Nel nostro caso si lavora a livello umano-spirituale, tenendo ben presente il Vangelo, meglio la persona di Gesù Cristo, per cui anche un apparente fallimento può essere un successo… Non scrivo questo per giustificare impegno modesto o scarsi risultati ma per sottolineare che tutta la pastorale va vista/considerata alla luce del Mistero della Salvezza in altre parole alla luce del sacrificio di Gesù Cristo sulla croce.

La questione andrebbe spiegata meglio ma adesso sono stanco… a domani!

 

 

81. IN CAMMINO – Ultima Messa nel Parco

C’è l’ultima Cena nel cenacolo e l’ultima Messa nel parco delle Suore.

La prima, struggente fino alle lacrime, soprattutto quando si celebra alla presenza dei piccoli, il Giovedì santo.

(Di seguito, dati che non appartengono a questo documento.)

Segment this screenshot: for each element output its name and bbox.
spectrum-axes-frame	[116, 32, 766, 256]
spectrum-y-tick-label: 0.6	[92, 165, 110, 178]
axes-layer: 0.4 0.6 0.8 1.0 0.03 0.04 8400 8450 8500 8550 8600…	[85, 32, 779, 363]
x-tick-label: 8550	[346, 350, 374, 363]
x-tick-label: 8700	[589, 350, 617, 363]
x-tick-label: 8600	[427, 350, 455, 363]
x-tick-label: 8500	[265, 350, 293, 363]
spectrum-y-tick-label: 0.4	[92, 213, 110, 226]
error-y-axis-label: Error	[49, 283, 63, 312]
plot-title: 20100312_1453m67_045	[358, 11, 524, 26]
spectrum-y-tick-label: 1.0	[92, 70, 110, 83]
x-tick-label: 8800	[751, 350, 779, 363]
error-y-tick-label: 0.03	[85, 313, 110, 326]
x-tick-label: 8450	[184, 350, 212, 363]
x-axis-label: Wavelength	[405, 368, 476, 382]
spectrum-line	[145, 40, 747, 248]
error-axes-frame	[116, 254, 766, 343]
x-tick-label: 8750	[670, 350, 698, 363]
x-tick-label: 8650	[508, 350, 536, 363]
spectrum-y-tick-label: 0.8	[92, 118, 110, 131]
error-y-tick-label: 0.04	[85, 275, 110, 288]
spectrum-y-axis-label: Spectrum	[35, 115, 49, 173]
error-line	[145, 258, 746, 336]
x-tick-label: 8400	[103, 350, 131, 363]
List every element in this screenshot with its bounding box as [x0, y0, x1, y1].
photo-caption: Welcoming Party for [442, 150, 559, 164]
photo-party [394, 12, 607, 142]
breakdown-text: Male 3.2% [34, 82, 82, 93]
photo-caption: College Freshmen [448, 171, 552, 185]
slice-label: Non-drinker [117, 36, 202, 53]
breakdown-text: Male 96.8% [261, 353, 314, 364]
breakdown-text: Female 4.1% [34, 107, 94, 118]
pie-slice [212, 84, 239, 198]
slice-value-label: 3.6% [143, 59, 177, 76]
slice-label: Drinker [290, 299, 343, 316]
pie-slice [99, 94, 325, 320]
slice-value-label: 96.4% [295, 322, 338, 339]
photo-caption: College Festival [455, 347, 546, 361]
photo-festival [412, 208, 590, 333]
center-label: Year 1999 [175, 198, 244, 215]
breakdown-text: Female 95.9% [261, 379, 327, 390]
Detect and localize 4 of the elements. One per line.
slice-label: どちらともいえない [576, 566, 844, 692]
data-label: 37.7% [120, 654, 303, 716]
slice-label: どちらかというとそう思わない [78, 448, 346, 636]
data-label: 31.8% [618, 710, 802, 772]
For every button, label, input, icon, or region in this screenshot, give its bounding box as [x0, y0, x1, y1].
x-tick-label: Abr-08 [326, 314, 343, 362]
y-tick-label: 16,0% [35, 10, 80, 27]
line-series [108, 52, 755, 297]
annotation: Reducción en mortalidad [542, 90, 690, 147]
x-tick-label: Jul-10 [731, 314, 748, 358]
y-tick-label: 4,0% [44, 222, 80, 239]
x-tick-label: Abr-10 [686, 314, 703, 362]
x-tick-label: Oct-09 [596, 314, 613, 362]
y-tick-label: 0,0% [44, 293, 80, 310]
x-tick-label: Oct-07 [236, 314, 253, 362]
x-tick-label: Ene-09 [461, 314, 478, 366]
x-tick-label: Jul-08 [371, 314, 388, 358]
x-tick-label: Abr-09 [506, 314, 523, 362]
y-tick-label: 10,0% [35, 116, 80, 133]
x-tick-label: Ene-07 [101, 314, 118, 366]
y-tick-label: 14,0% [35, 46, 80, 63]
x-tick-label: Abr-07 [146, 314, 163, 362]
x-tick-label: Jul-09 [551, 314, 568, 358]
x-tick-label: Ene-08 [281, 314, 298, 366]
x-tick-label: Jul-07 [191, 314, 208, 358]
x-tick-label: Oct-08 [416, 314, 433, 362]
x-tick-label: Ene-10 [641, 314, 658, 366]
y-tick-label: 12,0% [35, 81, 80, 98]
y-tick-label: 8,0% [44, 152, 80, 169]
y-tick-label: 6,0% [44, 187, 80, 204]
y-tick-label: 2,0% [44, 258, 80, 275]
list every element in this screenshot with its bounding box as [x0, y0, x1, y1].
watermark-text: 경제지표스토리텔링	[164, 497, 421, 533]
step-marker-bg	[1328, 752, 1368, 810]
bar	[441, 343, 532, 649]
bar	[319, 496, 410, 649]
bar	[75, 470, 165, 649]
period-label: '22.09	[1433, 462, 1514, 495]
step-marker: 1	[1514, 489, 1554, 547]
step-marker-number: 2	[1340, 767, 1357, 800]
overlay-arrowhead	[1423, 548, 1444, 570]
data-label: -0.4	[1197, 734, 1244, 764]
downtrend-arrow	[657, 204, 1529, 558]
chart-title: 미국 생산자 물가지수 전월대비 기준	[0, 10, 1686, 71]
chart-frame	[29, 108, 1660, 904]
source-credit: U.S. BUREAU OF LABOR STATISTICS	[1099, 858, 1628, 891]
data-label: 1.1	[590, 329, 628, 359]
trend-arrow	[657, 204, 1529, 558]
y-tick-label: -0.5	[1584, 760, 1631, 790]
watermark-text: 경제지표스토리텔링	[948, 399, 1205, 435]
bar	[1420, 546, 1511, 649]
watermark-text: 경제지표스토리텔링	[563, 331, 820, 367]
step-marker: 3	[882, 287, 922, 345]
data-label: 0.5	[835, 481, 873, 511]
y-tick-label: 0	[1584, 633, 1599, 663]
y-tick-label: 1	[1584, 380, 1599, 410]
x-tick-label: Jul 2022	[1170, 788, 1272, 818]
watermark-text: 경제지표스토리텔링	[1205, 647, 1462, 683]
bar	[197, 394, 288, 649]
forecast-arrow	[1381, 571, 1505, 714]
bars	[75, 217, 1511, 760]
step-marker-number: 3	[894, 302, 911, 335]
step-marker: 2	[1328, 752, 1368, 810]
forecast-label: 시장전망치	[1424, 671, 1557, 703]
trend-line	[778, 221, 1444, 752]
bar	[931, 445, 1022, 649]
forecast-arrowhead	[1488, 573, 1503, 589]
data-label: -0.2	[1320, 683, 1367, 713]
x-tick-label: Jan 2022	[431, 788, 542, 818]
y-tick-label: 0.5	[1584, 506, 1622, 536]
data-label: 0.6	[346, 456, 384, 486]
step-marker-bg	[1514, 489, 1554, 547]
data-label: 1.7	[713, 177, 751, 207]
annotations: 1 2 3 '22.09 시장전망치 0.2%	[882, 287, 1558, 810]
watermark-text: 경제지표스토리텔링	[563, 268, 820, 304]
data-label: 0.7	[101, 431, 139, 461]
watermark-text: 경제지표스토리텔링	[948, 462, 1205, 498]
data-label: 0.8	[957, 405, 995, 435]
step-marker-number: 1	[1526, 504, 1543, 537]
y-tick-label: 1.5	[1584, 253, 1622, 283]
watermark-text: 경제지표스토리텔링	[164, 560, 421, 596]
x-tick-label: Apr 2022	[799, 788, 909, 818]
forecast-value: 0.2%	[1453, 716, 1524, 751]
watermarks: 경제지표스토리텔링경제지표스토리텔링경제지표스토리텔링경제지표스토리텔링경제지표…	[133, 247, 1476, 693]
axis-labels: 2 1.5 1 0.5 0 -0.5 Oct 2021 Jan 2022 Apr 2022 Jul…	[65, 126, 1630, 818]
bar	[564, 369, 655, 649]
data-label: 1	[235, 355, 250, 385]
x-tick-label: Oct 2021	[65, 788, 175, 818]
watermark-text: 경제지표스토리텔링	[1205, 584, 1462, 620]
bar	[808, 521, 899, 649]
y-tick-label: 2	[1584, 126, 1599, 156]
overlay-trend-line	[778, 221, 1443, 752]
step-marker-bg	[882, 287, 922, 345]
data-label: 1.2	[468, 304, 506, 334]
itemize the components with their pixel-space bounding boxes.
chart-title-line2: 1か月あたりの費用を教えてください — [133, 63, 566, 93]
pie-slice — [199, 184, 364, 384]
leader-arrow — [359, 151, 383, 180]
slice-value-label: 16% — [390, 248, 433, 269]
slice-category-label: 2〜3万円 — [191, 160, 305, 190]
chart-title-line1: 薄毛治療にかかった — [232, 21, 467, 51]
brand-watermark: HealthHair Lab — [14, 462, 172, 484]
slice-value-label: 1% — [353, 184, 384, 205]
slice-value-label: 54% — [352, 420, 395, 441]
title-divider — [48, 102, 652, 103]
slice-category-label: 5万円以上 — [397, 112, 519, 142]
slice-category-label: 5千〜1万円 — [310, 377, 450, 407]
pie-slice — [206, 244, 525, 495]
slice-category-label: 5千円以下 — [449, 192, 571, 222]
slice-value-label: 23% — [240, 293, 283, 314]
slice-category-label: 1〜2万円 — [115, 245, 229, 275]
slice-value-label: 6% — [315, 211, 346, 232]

La seconda, ugualmente struggente perché rinnova, nella liturgia ma non solo, la bellezza dello stare insieme con Gesù e tra noi.

Anche quest’anno ci sono state lacrime in abbondanza… Per di più la liturgia richiamava proprio una delle frasi più belle del Vangelo: “Dove due o tre sono riuniti nel mio Nome io sono lì, in mezzo a loro”.

Mentre scendeva la sera, complice la commozione determinata dal momento, avvertivamo la presenza di Gesù come già gli apostoli di Emmaus.

“Resta con noi, Signore, perché si fa sera”.

Poi la tensione si è sciolta. Ho fatto un paio di battute. C’è stato qualche sorriso e poi abbracci a non finire seppure a distanza fra i locali e gli ospiti.

Gli occhi brillavano di gioia perché eravamo tutti consapevoli che la lontananza fisica non ci avrebbe mai tolto la gioia del sentirci fratelli.